21 Mart Bahar Bayramı olduğu kadar Dünya Ormancılık Günü de. Uluslararası Orman Günü olarak kabul edilen 21 Mart 2012'de Birleşmiş Milletler Genel Kurulu'nun 28 Kasım 2012 tarihli kararı ile kabul edildi. O tarihten bu yana da o şekilde kutlanıyor. Bu günün baharda olması bile manidar.
2021 yılının yaz mevsimini hatırlarsanız orman yangınları ile geçti. Ciğerlerimiz dediğimiz ve yüzyıllardır bize nefes sağlayan ormanlarımız birkaç gün içerisinde kül oldu. İhmalkarların yaktıkları ormanları, kesilen ağaçlar yerine yükselen binaları, park-bahçe görmek yerine izlediğimiz gökdelenleri düşünürsek insan yeşili görmeyi özlüyor.
Çok eskiden bile ağaç dikmek doğanın hayrına olduğu kadar dinen de bereketin timsali olduğundan değerliymiş.
Sık sık bu tür hikayeler duyarız, dinleniriz…
Bunlardan bir örneği sizle paylaşmak istiyorum:
“Harun Reşit Veziri ile birlikte tebdili kıyafet dolaşırken bahçesinde hurma fidanları diken bir ihtiyar görür. Selam verir ve aralarında şu konuşma geçer:
- Kolay gelsin, ne yapıyorsun böyle?
- Hurma fidanları dikiyorum.
- Peki bu diktiğin hurma fidanları ne zamana kadar büyür ve meyve vermeye başlar?
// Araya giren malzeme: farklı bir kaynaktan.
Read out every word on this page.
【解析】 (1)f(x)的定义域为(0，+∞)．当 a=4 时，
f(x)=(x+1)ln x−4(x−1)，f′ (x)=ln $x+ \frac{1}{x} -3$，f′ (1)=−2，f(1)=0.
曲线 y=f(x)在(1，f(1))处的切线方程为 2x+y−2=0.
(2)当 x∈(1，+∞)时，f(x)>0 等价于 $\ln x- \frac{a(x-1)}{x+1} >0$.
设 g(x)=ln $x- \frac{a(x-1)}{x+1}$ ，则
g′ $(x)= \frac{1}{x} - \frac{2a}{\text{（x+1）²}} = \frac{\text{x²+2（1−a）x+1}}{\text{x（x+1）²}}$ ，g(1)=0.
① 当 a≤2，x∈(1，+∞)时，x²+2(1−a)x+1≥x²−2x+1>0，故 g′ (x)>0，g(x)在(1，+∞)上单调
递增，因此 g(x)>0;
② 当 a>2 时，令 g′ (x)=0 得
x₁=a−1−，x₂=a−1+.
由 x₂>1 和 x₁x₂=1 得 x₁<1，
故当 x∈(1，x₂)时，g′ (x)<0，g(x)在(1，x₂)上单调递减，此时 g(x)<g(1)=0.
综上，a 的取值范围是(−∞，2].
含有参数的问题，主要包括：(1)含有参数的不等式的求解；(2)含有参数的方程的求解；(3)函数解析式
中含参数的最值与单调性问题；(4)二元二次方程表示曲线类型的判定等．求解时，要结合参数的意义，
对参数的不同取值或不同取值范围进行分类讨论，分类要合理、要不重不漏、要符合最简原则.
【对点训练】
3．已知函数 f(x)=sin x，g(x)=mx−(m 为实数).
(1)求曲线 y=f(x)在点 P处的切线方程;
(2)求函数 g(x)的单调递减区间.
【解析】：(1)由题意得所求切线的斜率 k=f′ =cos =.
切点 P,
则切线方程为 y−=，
- Kim bilir belki on, belki yirmi sene sonra yetişir ve meyve vermeye başlar.
- Peki onların meyvelerini görebilecek misin?
- Bu yaşlı halimle belki göremem. Ama bizden öncekilerin diktikleri ağaçların meyvelerini biz yedik. Biz de bizden sonrakilerin istifadeleri için bu hurma fidanlarını dikiyoruz.
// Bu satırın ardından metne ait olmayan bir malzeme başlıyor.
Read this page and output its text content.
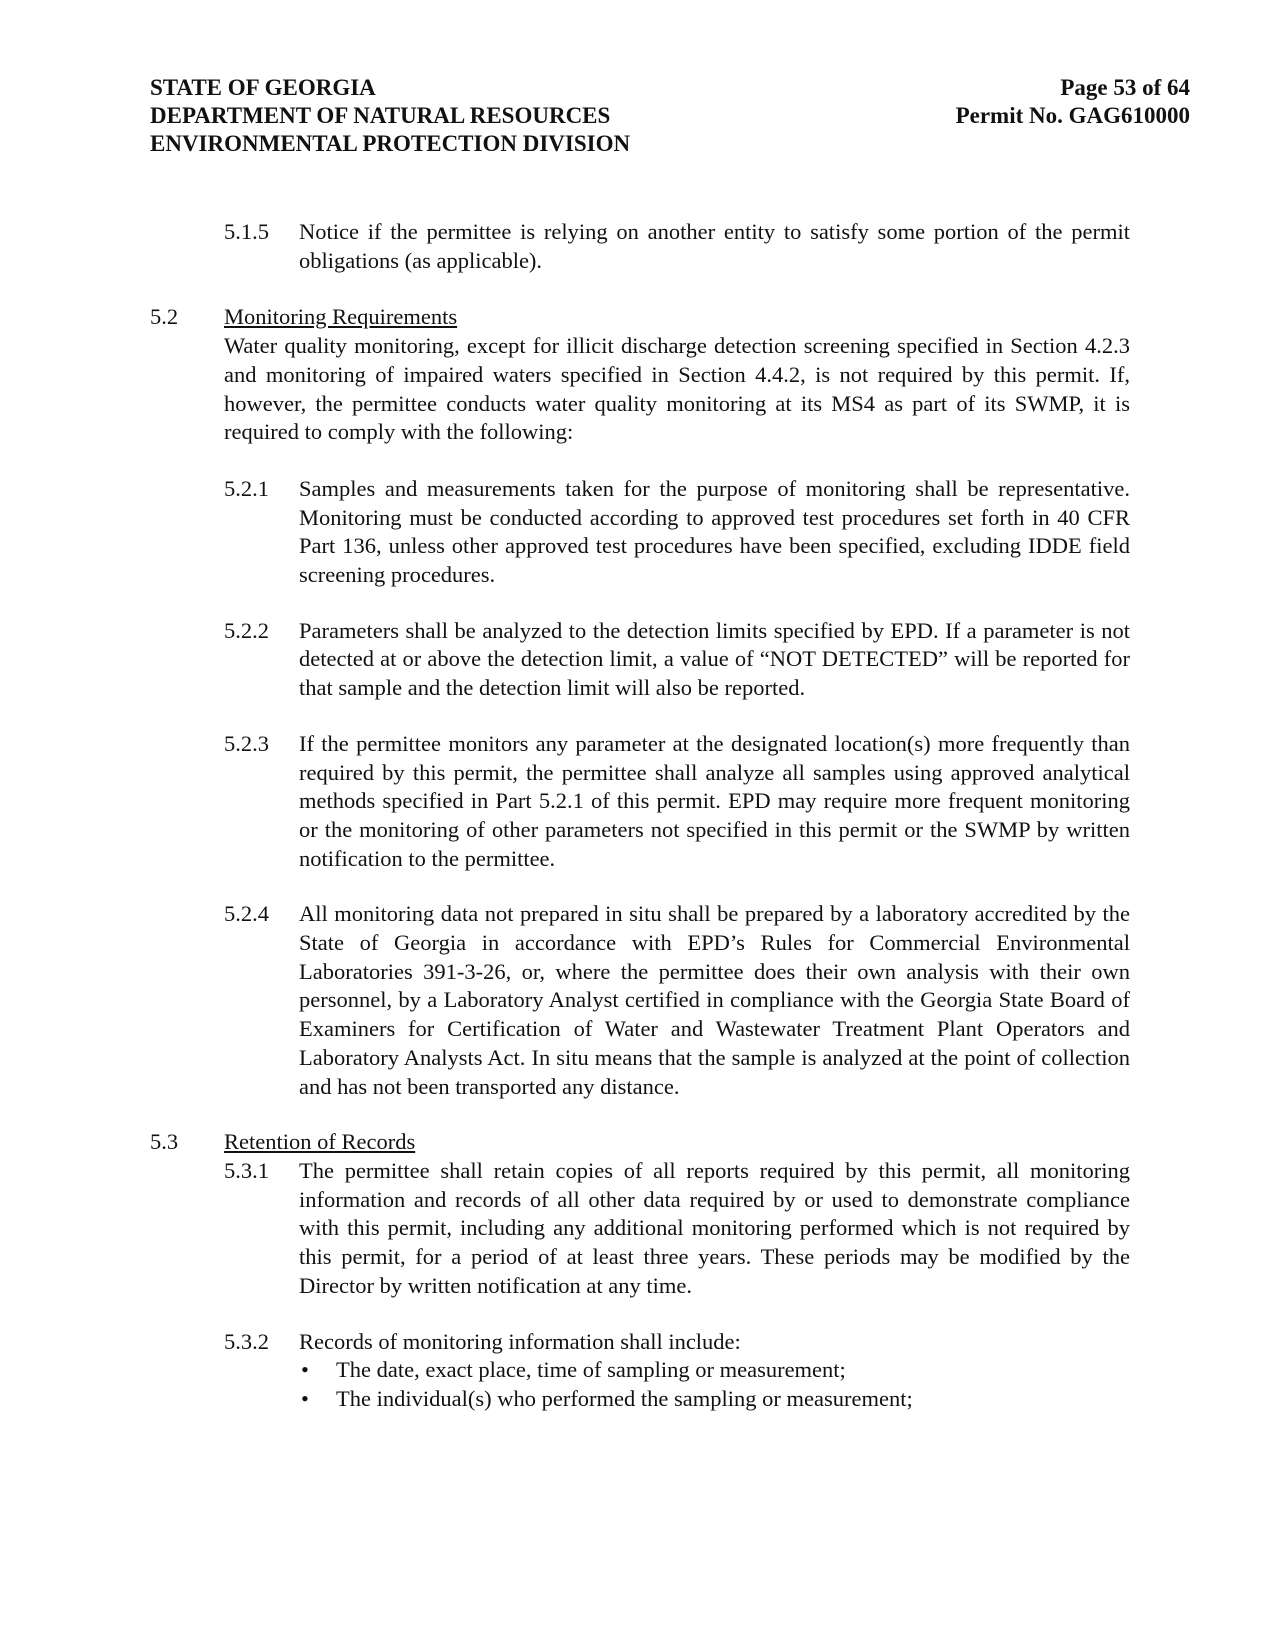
STATE OF GEORGIA
DEPARTMENT OF NATURAL RESOURCES
ENVIRONMENTAL PROTECTION DIVISION
Page 53 of 64
Permit No. GAG610000
5.1.5 Notice if the permittee is relying on another entity to satisfy some portion of the permit obligations (as applicable).
5.2 Monitoring Requirements
Water quality monitoring, except for illicit discharge detection screening specified in Section 4.2.3 and monitoring of impaired waters specified in Section 4.4.2, is not required by this permit. If, however, the permittee conducts water quality monitoring at its MS4 as part of its SWMP, it is required to comply with the following:
5.2.1 Samples and measurements taken for the purpose of monitoring shall be representative. Monitoring must be conducted according to approved test procedures set forth in 40 CFR Part 136, unless other approved test procedures have been specified, excluding IDDE field screening procedures.
5.2.2 Parameters shall be analyzed to the detection limits specified by EPD. If a parameter is not detected at or above the detection limit, a value of “NOT DETECTED” will be reported for that sample and the detection limit will also be reported.
5.2.3 If the permittee monitors any parameter at the designated location(s) more frequently than required by this permit, the permittee shall analyze all samples using approved analytical methods specified in Part 5.2.1 of this permit. EPD may require more frequent monitoring or the monitoring of other parameters not specified in this permit or the SWMP by written notification to the permittee.
5.2.4 All monitoring data not prepared in situ shall be prepared by a laboratory accredited by the State of Georgia in accordance with EPD’s Rules for Commercial Environmental Laboratories 391-3-26, or, where the permittee does their own analysis with their own personnel, by a Laboratory Analyst certified in compliance with the Georgia State Board of Examiners for Certification of Water and Wastewater Treatment Plant Operators and Laboratory Analysts Act. In situ means that the sample is analyzed at the point of collection and has not been transported any distance.
5.3 Retention of Records
5.3.1 The permittee shall retain copies of all reports required by this permit, all monitoring information and records of all other data required by or used to demonstrate compliance with this permit, including any additional monitoring performed which is not required by this permit, for a period of at least three years. These periods may be modified by the Director by written notification at any time.
5.3.2 Records of monitoring information shall include:
• The date, exact place, time of sampling or measurement;
• The individual(s) who performed the sampling or measurement;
Bu cevap Harun Reşid’in hoşuna gider ve bir kese altın verir. İhtiyar, Allah’a hamdeder ve:
- Diktiğim ağaçlar hemen meyve verdi.
Bu söz üzerine Harun Reşid bir kese daha altın verir ve ihtiyar yine Allah’a hamdeder ve:
- Herkesin diktiği meyve ağaçları yılda bir defa mahsül verir, benim diktiğim fidan hem hemen meyve verdi hem de senede iki defa ürün vermeye başladı.”
Görüdlüğü üzere ekmek, dikmek her dönem kıymetli bir iş olmuştur. Çünkü bu bir anlamda bereket demektir. Kıtlık çekmemek demektir.
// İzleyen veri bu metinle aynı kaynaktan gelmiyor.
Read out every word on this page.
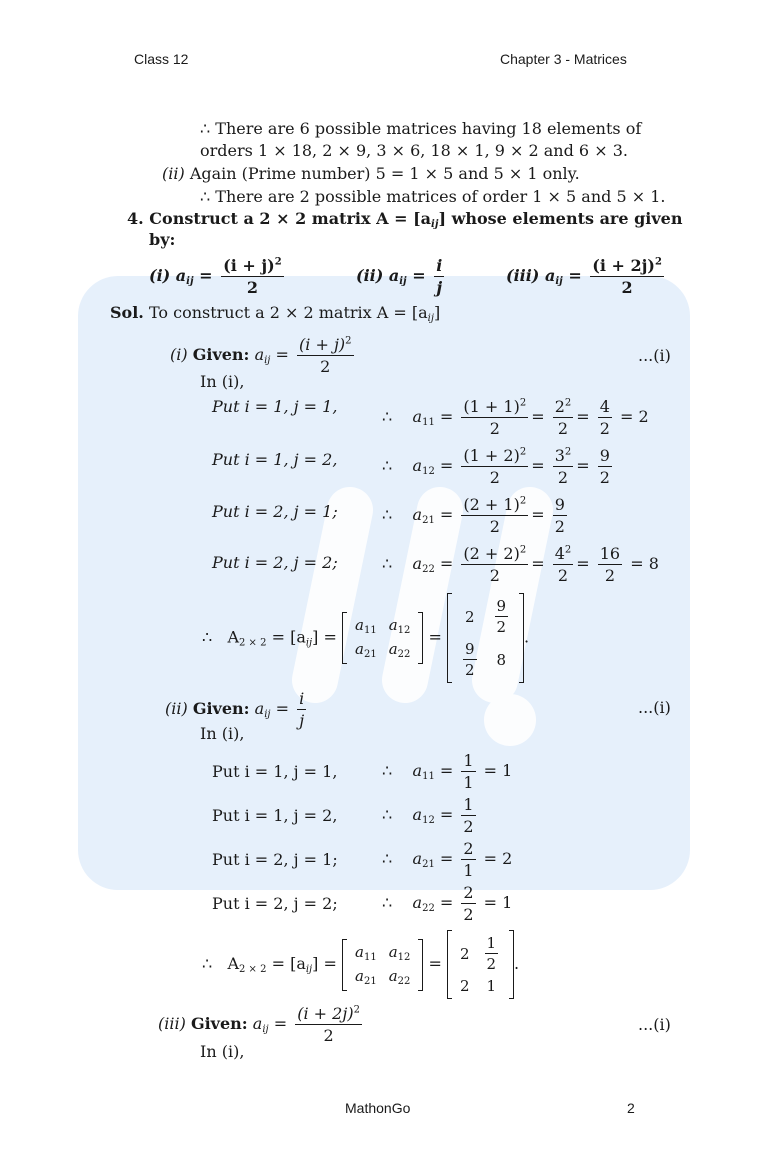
Class 12	Chapter 3 - Matrices
∴ There are 6 possible matrices having 18 elements of
orders 1 × 18, 2 × 9, 3 × 6, 18 × 1, 9 × 2 and 6 × 3.
(ii) Again (Prime number) 5 = 1 × 5 and 5 × 1 only.
∴ There are 2 possible matrices of order 1 × 5 and 5 × 1.
4. Construct a 2 × 2 matrix $A = [a_{ij}]$ whose elements are given
by:
(i) $a_{ij} = \frac{(i + j)^2}{2}$	(ii) $a_{ij} = \frac{i}{j}$	(iii) $a_{ij} = \frac{(i + 2j)^2}{2}$
Sol. To construct a 2 × 2 matrix $A = [a_{ij}]$
(i) Given: $a_{ij} = \frac{(i + j)^2}{2}$	...(i)
In (i),
Put i = 1, j = 1,
∴ $a_{11} = \frac{(1 + 1)^2}{2} = \frac{2^2}{2} = \frac{4}{2} = 2$
Put i = 1, j = 2,	∴ $a_{12} = \frac{(1 + 2)^2}{2} = \frac{3^2}{2} = \frac{9}{2}$
Put i = 2, j = 1;	∴ $a_{21} = \frac{(2 + 1)^2}{2} = \frac{9}{2}$
Put i = 2, j = 2;	∴ $a_{22} = \frac{(2 + 2)^2}{2} = \frac{4^2}{2} = \frac{16}{2} = 8$
∴ $A_{2 \times 2} = [a_{ij}]$ =
$a_{11}$	$a_{12}$
$a_{21}$	$a_{22}$
=
2	$\frac{9}{2}$

$\frac{9}{2}$	8
.
(ii) Given: $a_{ij} = \frac{i}{j}$	...(i)
In (i),
Put i = 1, j = 1,	∴ $a_{11} = \frac{1}{1} = 1$
Put i = 1, j = 2,	∴ $a_{12} = \frac{1}{2}$
Put i = 2, j = 1;	∴ $a_{21} = \frac{2}{1} = 2$
Put i = 2, j = 2;	∴ $a_{22} = \frac{2}{2} = 1$
∴ $A_{2 \times 2} = [a_{ij}]$ =
$a_{11}$	$a_{12}$
$a_{21}$	$a_{22}$
=
2	$\frac{1}{2}$

2	1
.
(iii) Given: $a_{ij} = \frac{(i + 2j)^2}{2}$	...(i)
In (i),
MathonGo	2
Özellikle kıtlığın ne demek olduğunu bilenler ekmenin, biçmenin kıymetini de daha iyi anlarlar.
Tam da bahar mevsimindeyken bizler de bol bol ağaç dikelim, tarlamız, bahçemiz varsa ekelim…
Ürettikçe insanoğlu insan olduğunu anlayacaktır çünkü…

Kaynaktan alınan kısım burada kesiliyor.